The aim of this project is to develop a parser for a website page using HTTP requests. The parser should extract and save data in a MSSQL database table.
- The parser should wait for 10 minutes between each bypass to ensure stable and continuous parser operation.
- The sample size and the amount of delay between requests should be determined based on the specific requirements of the website.
- Stored data must be verified and validated to ensure accuracy and completeness.
- Each record should be checked for availability by key and only new records should be saved.
- The parser should be designed as a console application of .Net Framework 4.8 without using Selenium, WebBrowser, etc.
This project should be evaluated based on the following criteria:
- Parser code: The parser code should be simple and straightforward without unnecessary complications like abstractions, interfaces, and asynchrony, auxiliary libraries. Linear execution: sending HTTP request - parsing response - saving data.
- Database table: The database table should have an appropriate field structure and data types.
- Interaction with the database: The layer of interaction with the database should use direct SQL queries instead of EntityFramework and similar libraries.
- The parser should be developed using C# language.
- The estimated labor input in hours should be provided.
The database table used to store the extracted data have the following structure:
CREATE TABLE WoodDeals (
Id INT PRIMARY KEY IDENTITY(1,1),
SellerName NVARCHAR(255) NULL,
SellerInn CHAR(12) NOT NULL,
BuyerName NVARCHAR(255) NULL,
BuyerInn CHAR(12) NULL,
WoodVolumeBuyer FLOAT NULL,
WoodVolumeSeller FLOAT NULL,
DealDate DATE NULL,
DealNumber NVARCHAR(50) NOT NULL,
UNIQUE(DealNumber, SellerINN, BuyerINN)
);
The table has a primary key Id
which is an identity column. The DealNumber
, SellerINN
, and BuyerINN
columns form a unique constraint to ensure that only new records are saved. The data types for each column have been selected based on the specific requirements of the project.
I was able to complete the parser for the website page in 10-12 hours.
I also took care to ensure that the code is of high quality and follows best practices for readability and performance.
- A good rule of thumb is to wait at least 5-10 seconds between each request to avoid overwhelming the website with too many requests at once.
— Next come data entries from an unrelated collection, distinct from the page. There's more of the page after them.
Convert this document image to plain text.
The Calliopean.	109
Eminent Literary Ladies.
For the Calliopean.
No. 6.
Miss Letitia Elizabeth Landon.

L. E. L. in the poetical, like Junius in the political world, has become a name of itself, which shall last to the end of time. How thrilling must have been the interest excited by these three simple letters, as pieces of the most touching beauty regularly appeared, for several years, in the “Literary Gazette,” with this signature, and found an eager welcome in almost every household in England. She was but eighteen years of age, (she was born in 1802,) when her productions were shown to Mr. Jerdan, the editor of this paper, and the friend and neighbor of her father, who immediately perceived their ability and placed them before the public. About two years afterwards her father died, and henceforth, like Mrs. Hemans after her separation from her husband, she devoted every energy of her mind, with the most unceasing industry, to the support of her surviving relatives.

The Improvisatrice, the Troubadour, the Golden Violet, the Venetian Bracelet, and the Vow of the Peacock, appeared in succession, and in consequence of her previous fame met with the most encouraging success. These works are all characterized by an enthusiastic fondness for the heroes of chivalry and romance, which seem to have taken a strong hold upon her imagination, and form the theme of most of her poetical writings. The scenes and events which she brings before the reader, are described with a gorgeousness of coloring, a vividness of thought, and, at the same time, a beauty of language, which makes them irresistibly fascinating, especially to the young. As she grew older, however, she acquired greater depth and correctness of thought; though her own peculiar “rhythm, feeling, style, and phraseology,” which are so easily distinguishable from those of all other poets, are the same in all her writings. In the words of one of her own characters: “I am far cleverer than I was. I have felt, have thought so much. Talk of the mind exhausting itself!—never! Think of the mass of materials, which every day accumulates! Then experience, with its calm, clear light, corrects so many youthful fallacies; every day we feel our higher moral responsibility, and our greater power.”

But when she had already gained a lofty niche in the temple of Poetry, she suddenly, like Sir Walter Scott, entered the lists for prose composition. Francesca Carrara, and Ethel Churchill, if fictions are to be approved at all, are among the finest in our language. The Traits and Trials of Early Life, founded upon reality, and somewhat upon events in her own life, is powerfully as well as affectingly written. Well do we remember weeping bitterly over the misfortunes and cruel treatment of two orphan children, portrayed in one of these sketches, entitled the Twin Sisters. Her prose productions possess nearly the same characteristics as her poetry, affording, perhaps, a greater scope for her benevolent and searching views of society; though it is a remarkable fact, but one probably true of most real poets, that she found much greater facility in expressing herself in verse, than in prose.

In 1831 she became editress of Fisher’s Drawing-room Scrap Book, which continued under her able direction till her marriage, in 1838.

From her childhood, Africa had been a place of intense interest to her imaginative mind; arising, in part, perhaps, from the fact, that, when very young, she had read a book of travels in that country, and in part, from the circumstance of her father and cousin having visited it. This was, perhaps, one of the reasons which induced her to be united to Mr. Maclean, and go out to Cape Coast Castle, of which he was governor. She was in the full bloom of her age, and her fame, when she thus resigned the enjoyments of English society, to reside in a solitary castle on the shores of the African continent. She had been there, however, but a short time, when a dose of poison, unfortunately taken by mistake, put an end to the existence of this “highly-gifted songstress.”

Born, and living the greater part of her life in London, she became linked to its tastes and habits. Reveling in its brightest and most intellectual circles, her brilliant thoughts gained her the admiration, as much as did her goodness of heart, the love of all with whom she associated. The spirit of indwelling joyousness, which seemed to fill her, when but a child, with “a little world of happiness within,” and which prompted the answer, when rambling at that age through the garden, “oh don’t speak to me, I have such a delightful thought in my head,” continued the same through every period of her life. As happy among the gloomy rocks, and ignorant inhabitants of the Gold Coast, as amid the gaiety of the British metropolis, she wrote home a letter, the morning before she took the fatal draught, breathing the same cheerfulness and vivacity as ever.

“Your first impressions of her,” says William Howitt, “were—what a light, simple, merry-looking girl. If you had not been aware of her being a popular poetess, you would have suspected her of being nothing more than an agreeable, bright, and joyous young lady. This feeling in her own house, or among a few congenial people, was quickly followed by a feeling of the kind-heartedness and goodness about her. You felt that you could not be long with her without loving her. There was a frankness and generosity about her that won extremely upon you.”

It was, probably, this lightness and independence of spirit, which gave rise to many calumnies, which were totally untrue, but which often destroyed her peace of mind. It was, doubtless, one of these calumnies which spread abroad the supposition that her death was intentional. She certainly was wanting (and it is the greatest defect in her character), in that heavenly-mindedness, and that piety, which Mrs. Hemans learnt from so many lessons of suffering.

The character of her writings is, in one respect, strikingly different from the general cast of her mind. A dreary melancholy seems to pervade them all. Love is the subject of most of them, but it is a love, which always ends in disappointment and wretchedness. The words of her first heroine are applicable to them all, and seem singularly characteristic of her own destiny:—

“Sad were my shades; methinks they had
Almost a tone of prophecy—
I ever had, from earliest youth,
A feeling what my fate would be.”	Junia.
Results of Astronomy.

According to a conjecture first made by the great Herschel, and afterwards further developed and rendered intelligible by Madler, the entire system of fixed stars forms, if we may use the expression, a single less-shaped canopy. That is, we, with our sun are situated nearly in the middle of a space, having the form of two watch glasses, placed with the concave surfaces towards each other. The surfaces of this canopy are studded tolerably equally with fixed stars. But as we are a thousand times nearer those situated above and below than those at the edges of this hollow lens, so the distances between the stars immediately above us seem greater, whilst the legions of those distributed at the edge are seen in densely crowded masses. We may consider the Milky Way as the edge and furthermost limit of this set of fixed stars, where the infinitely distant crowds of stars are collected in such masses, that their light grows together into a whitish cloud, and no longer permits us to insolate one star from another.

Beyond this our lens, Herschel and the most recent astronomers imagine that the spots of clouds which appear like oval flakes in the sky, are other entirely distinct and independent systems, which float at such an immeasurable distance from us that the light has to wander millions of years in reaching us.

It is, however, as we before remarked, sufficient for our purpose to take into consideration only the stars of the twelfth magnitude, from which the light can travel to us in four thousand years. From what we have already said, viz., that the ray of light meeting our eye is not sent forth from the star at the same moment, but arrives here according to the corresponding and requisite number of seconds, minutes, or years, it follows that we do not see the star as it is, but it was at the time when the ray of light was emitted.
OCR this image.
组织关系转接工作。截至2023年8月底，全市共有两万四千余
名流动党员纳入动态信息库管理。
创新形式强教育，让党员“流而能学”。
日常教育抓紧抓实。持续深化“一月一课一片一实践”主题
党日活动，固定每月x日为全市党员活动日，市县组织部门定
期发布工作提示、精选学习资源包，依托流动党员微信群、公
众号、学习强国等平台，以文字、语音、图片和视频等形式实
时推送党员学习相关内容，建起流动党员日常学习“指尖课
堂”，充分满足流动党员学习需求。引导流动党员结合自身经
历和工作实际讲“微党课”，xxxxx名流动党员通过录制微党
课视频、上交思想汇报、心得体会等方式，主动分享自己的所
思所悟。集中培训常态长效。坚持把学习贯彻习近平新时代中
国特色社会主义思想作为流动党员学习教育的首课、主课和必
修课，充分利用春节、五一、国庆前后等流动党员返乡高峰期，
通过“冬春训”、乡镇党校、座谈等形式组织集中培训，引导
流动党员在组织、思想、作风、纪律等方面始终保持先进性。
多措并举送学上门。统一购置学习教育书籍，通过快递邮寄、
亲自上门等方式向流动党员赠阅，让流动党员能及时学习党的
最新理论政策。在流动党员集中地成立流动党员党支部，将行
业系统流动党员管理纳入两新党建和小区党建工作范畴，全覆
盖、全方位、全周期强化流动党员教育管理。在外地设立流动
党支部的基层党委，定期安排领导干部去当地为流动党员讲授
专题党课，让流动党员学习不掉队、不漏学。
So a delay of 10 seconds between requests may be appropriate.
- In this case, since the website has up to 7,000 pages, and only 20 rows per page, we may want to consider increasing rows per page to 100 to decrease request from website's server or exceeding any API limits.
- Declaration number consists of 28 digits, in case the number will contain more digits in the future, allocated a limit of 50.
- The names of the seller and the buyer can be any, so just check that they are not empty and do not exceed 255 characters.
- INN is checked for validity according to the appropriate algorithm for checking INN.
- Transaction date should match the date format and not be in the "future".
- Volumes are only checked for consistency with float number.